Las calles siempre cortas, y siempre estrechas, y de pasada. Tenía que correr si quería plantarle cara.
Se ataviaba con botas de montaña, las más feas del mercado. Se colgaba la cámara al cuello y salía a capturar sueños, de los demás. Se empapaba de emociones hasta que se llenaba la tarjeta de memoria; y entonces corría a casa, a preparar chocolate y a organizar el pase de fotos de cada tarde.

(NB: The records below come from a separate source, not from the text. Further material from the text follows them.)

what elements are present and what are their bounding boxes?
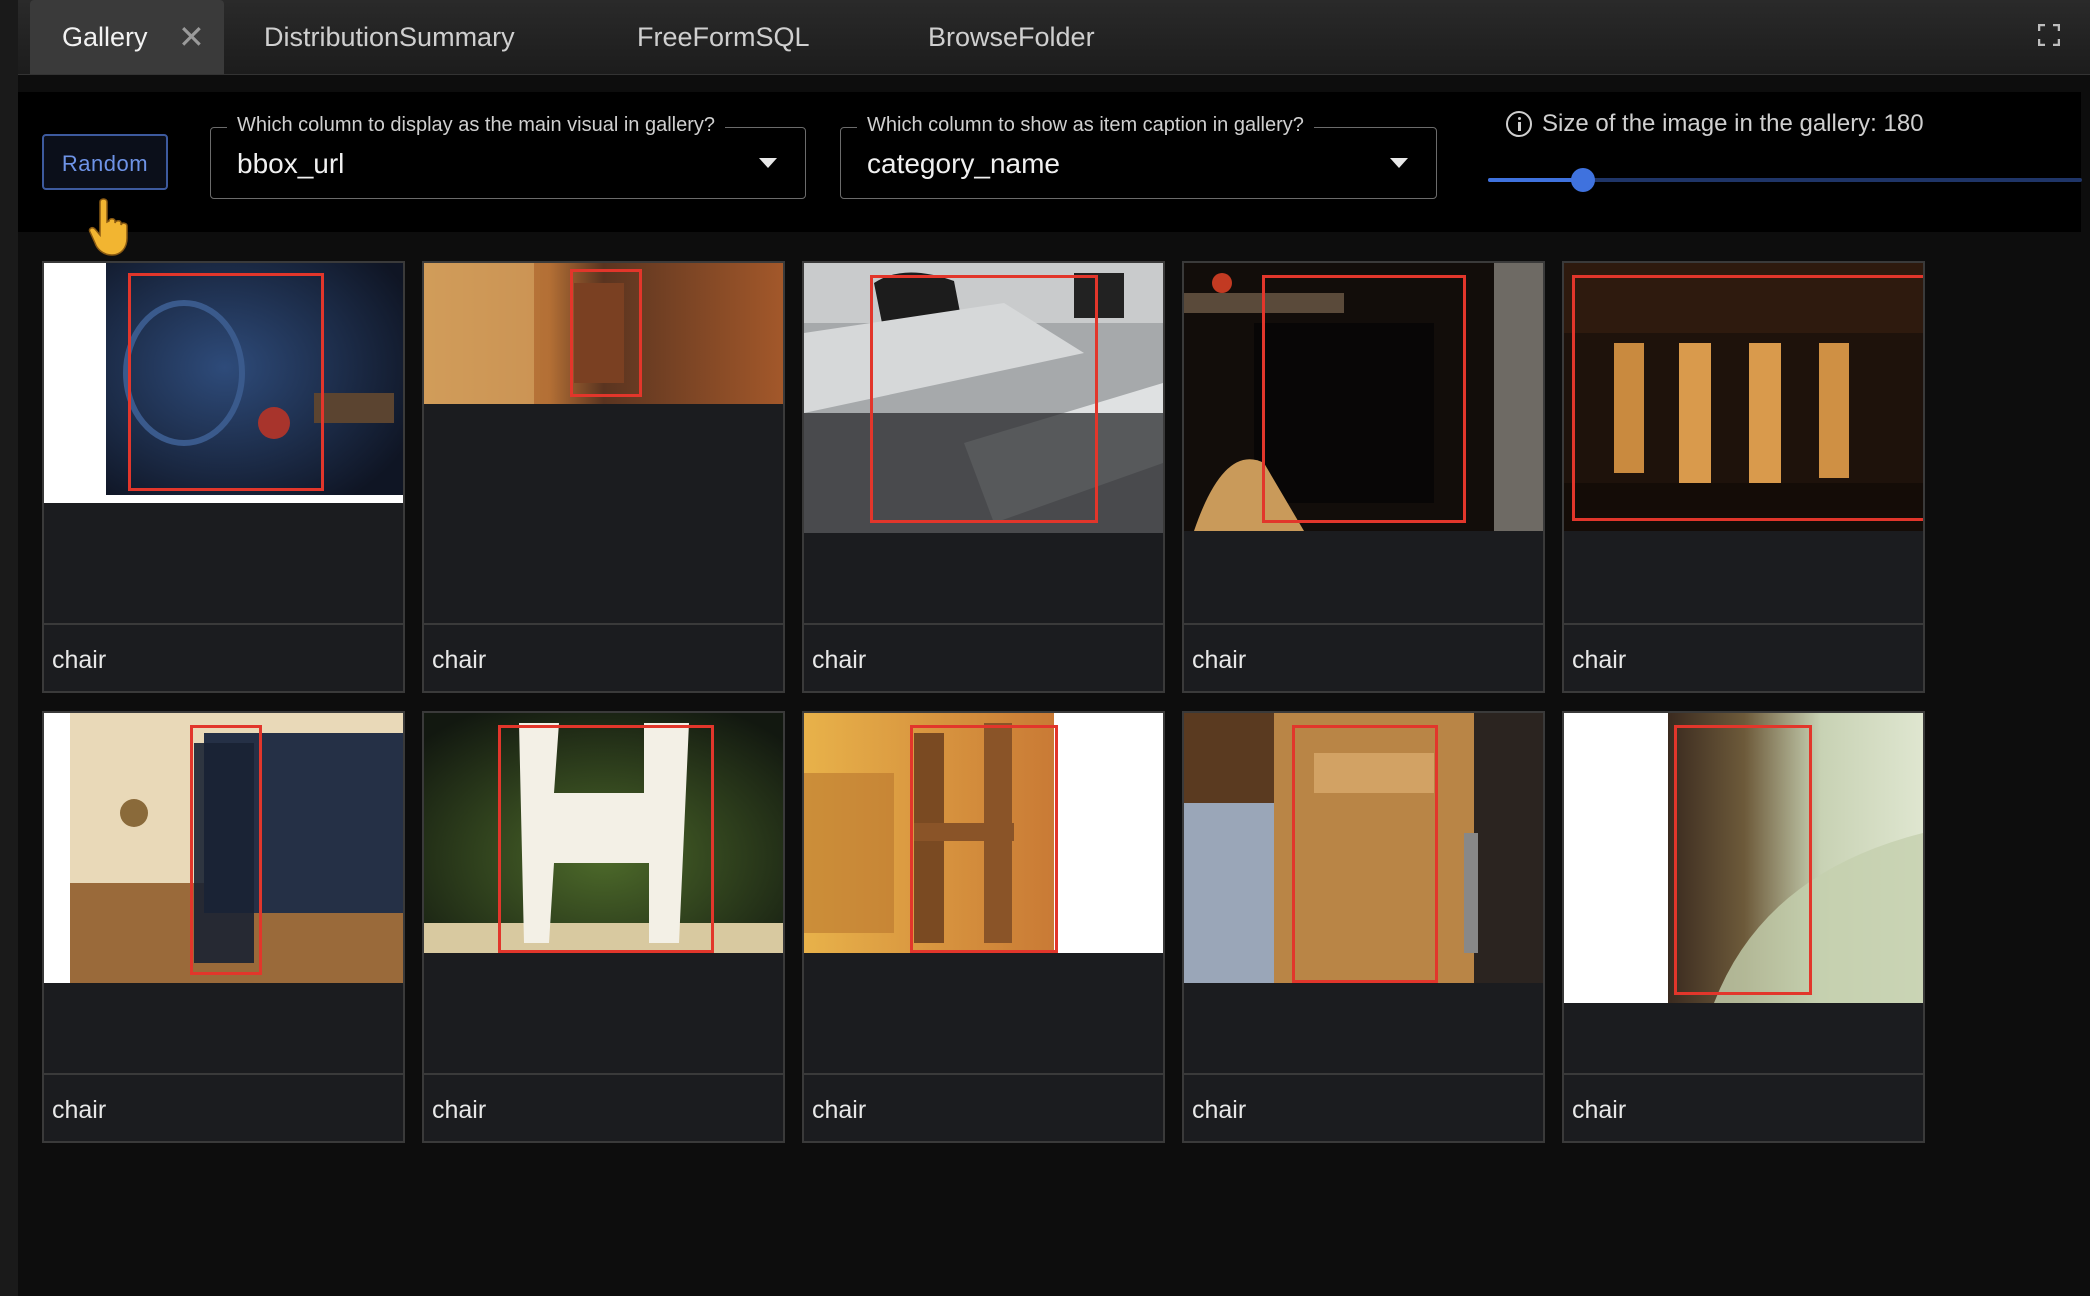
tab-freeform-sql-label: FreeFormSQL bbox=[637, 22, 810, 52]
gallery-card[interactable]: chair bbox=[422, 711, 785, 1143]
card-caption: chair bbox=[1572, 646, 1627, 674]
left-gutter bbox=[0, 0, 18, 1296]
caption-column-value: category_name bbox=[867, 148, 1061, 179]
card-image bbox=[1184, 713, 1543, 1075]
bounding-box bbox=[1292, 725, 1438, 983]
bounding-box bbox=[910, 725, 1058, 953]
card-image bbox=[1564, 713, 1923, 1075]
image-size-slider[interactable] bbox=[1488, 168, 2082, 192]
gallery-card[interactable]: chair bbox=[1182, 711, 1545, 1143]
random-button[interactable]: Random bbox=[42, 134, 168, 190]
image-size-label: Size of the image in the gallery: 180 bbox=[1506, 110, 1924, 138]
gallery-card[interactable]: chair bbox=[1182, 261, 1545, 693]
card-image bbox=[1564, 263, 1923, 625]
chevron-down-icon bbox=[759, 158, 777, 168]
gallery-card[interactable]: chair bbox=[42, 261, 405, 693]
tab-gallery-label: Gallery bbox=[62, 22, 148, 52]
gallery-card[interactable]: chair bbox=[802, 261, 1165, 693]
bounding-box bbox=[498, 725, 714, 953]
card-image bbox=[804, 713, 1163, 1075]
gallery-card[interactable]: chair bbox=[802, 711, 1165, 1143]
card-image bbox=[424, 713, 783, 1075]
tab-distribution-summary-label: DistributionSummary bbox=[264, 22, 515, 52]
bounding-box bbox=[128, 273, 324, 491]
gallery-card[interactable]: chair bbox=[1562, 261, 1925, 693]
maximize-icon[interactable] bbox=[2038, 24, 2060, 46]
main-visual-value: bbox_url bbox=[237, 148, 345, 179]
gallery-card[interactable]: chair bbox=[1562, 711, 1925, 1143]
card-caption: chair bbox=[432, 1096, 487, 1124]
card-image bbox=[424, 263, 783, 625]
card-caption: chair bbox=[52, 1096, 107, 1124]
pointer-hand-icon bbox=[88, 198, 128, 256]
slider-thumb[interactable] bbox=[1571, 168, 1596, 192]
bounding-box bbox=[1674, 725, 1812, 995]
card-image bbox=[804, 263, 1163, 625]
card-caption: chair bbox=[1572, 1096, 1627, 1124]
main-visual-select[interactable]: Which column to display as the main visu… bbox=[210, 114, 806, 199]
card-caption: chair bbox=[812, 646, 867, 674]
tab-distribution-summary[interactable]: DistributionSummary bbox=[264, 0, 515, 74]
card-image bbox=[44, 713, 403, 1075]
bounding-box bbox=[190, 725, 262, 975]
card-image bbox=[1184, 263, 1543, 625]
card-image bbox=[44, 263, 403, 625]
close-icon[interactable]: ✕ bbox=[178, 0, 205, 74]
tab-browse-folder[interactable]: BrowseFolder bbox=[928, 0, 1095, 74]
card-caption: chair bbox=[812, 1096, 867, 1124]
gallery-card[interactable]: chair bbox=[42, 711, 405, 1143]
tab-browse-folder-label: BrowseFolder bbox=[928, 22, 1095, 52]
card-caption: chair bbox=[52, 646, 107, 674]
info-icon[interactable] bbox=[1506, 111, 1532, 137]
gallery-controls: Random Which column to display as the ma… bbox=[18, 92, 2082, 256]
main-visual-label: Which column to display as the main visu… bbox=[227, 114, 725, 137]
chevron-down-icon bbox=[1390, 158, 1408, 168]
card-caption: chair bbox=[432, 646, 487, 674]
gallery-card[interactable]: chair bbox=[422, 261, 785, 693]
card-caption: chair bbox=[1192, 1096, 1247, 1124]
card-caption: chair bbox=[1192, 646, 1247, 674]
caption-column-label: Which column to show as item caption in … bbox=[857, 114, 1314, 137]
slider-fill bbox=[1488, 178, 1584, 182]
tab-freeform-sql[interactable]: FreeFormSQL bbox=[637, 0, 810, 74]
tab-bar: Gallery ✕ DistributionSummary FreeFormSQ… bbox=[18, 0, 2090, 75]
bounding-box bbox=[870, 275, 1098, 523]
bounding-box bbox=[1572, 275, 1923, 521]
image-size-text: Size of the image in the gallery: 180 bbox=[1542, 110, 1924, 137]
bounding-box bbox=[1262, 275, 1466, 523]
bounding-box bbox=[570, 269, 642, 397]
caption-column-select[interactable]: Which column to show as item caption in … bbox=[840, 114, 1437, 199]
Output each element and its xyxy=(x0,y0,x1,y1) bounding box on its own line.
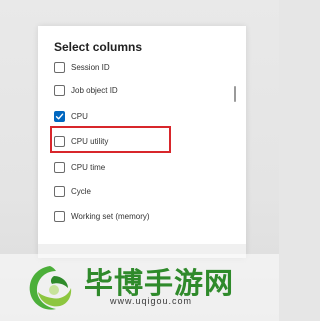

Lloraba, reía, se ponía furiosa y se desconcertaba, alternativamente, a veces al mismo tiempo. Era capaz de enfatizar con las fotos lo que no conseguía hacer con las personas. Y, como siempre, aquella que le había sacado el escalofrío más grande acababa siendo revelada, a la antigua usanza, pasando a ocupar un sitio privilegiado en su habitación de las emociones.
Moría de miedo cada vez que venía un fontanero, un electricista, el del gas... Cualquier persona que viese aquella habitación saldría corriendo. Pero para ella era una vía de escape, la única salida a un autismo que le acompañaba desde siempre. No era capaz de detectar sentimientos, o al menos, no de hacerlo a velocidad real. Las emociones del día a día ni la rozaban, y continuamente sentía un vacío en su estómago que no conseguía llenar. Necesitaba ralentizar el ritmo, sentir a menor velocidad, retener un poco lo que sucedía, capturarlo y dedicarle tiempo.
Y cada vez era más difícil encontrar tiempo.